Museum Morsbroich, Leverkusen, Germany (February 1 – April 19, 2015)
Ideas are works!
Conceptual Art, a radically new form of artistic work, emerged in the 1960s. To this very day, its artistic strategies are extremely attractive, repeatedly providing reference points for the work of young contemporary artists. Yet it is not really possible to carry on those historical concepts and strategies, unbroken, into the present. Instead, reference to them also involves the challenge to change them.

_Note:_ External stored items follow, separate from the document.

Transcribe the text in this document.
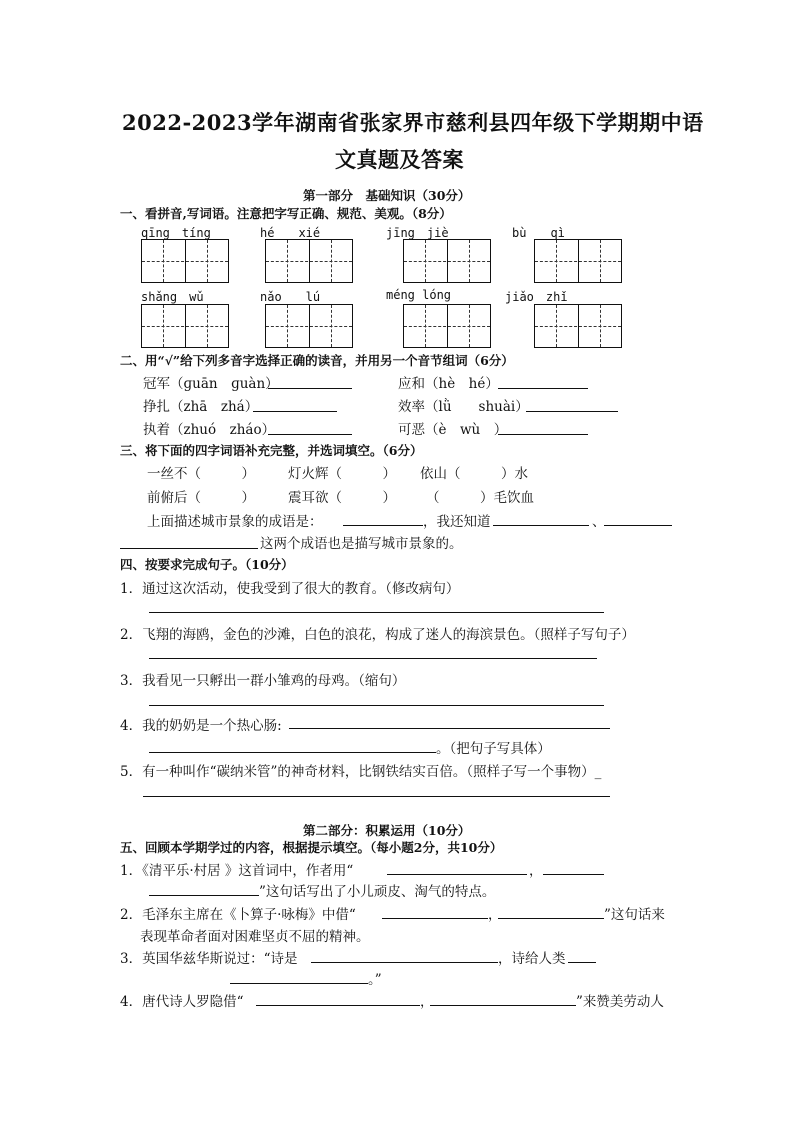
2022-2023学年湖南省张家界市慈利县四年级下学期期中语
文真题及答案
第一部分　基础知识（30分）
一、看拼音,写词语。注意把字写正确、规范、美观。（8分）
qīng　tíng	hé　　xié	jīng　jiè	bù　　qì
shǎng　wǔ	nǎo　　lú	méng lóng	jiǎo　zhǐ
二、用“√”给下列多音字选择正确的读音，并用另一个音节组词（6分）
冠军（ɡuān　ɡuàn）	应和（hè　hé）
挣扎（zhā　zhá）	效率（lǜ　　shuài）
执着（zhuó　zháo）	可恶（è　wù　）
三、将下面的四字词语补充完整，并选词填空。（6分）
一丝不（　　　） 灯火辉（　　　） 依山（　　　）水
前俯后（　　　） 震耳欲（　　　） （　　　）毛饮血
上面描述城市景象的成语是：	，我还知道	、
这两个成语也是描写城市景象的。
四、按要求完成句子。（10分）
1．通过这次活动，使我受到了很大的教育。（修改病句）
2．飞翔的海鸥，金色的沙滩，白色的浪花，构成了迷人的海滨景色。（照样子写句子）
3．我看见一只孵出一群小雏鸡的母鸡。（缩句）
4．我的奶奶是一个热心肠:
。（把句子写具体）
5．有一种叫作“碳纳米管”的神奇材料，比钢铁结实百倍。（照样子写一个事物）_
第二部分：积累运用（10分）
五、回顾本学期学过的内容，根据提示填空。（每小题2分，共10分）
1．《清平乐·村居 》这首词中，作者用“	，
”这句话写出了小儿顽皮、淘气的特点。
2．毛泽东主席在《卜算子·咏梅》中借“	，	”这句话来
表现革命者面对困难坚贞不屈的精神。
3．英国华兹华斯说过：“诗是	，诗给人类
。”
4．唐代诗人罗隐借“	，	”来赞美劳动人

When the exhibition Konzeption Conception was shown at Museum Morsbroich for about a month in 1969 both visitors and critics put up considerable resistance to the presentation. That project was not only one of the first institutional exhibitions of Conceptual Art, it was also the first exhibition to include the term firmly in its title. The works on show then, by more than 40 artists chosen by the Dusseldorf gallery owner Konrad Fischer and presented jointly with the museum director at the time, Rolf Wedewer, represented new forms of artistic expression. The focus of the show was no longer the finished original, but the idea, the sketch, the description, in brief, the concept.
More Konzeption Conception Now
The Conceptual Art approaches presented in Leverkusen in 1969 form the point of the departure for the current exhibition. More than 20 young international artists engage through their work with the Conceptual Art of the 1960s.
Fully aware of the conceptual positions of the 1960s, these contemporary artists deliberately avail themselves of some of the strategies presented in 1969, while also using new components designated by Noemi Smolik in her text for the exhibition as “contaminations” of the conceptual—for example, the idea of the folkloric or the everyday. In other words, these artists are not interested in an unbroken continuation of the historical Conceptual Art.
The reflection on conceptual strategies in the works of the younger artists as well as the “shift” they contain also consider changed themes in changed times. They generate a new topicality and relevance for conceptual expressive possibilities. Ceal Floyer, for example, who for her work Title Variable (2001–09) spans a black rubber band across the whole wall, thus undertaking a kind of surveying measurement—albeit paradoxically with an elastic material. This work recalls the space surveys of Timm Ulrichs or those of Mel Bochner, who in the 1969 exhibition drew lines on the walls and noted down the exact measurements.
Curator of the exhibition is Stefanie Kreuzer.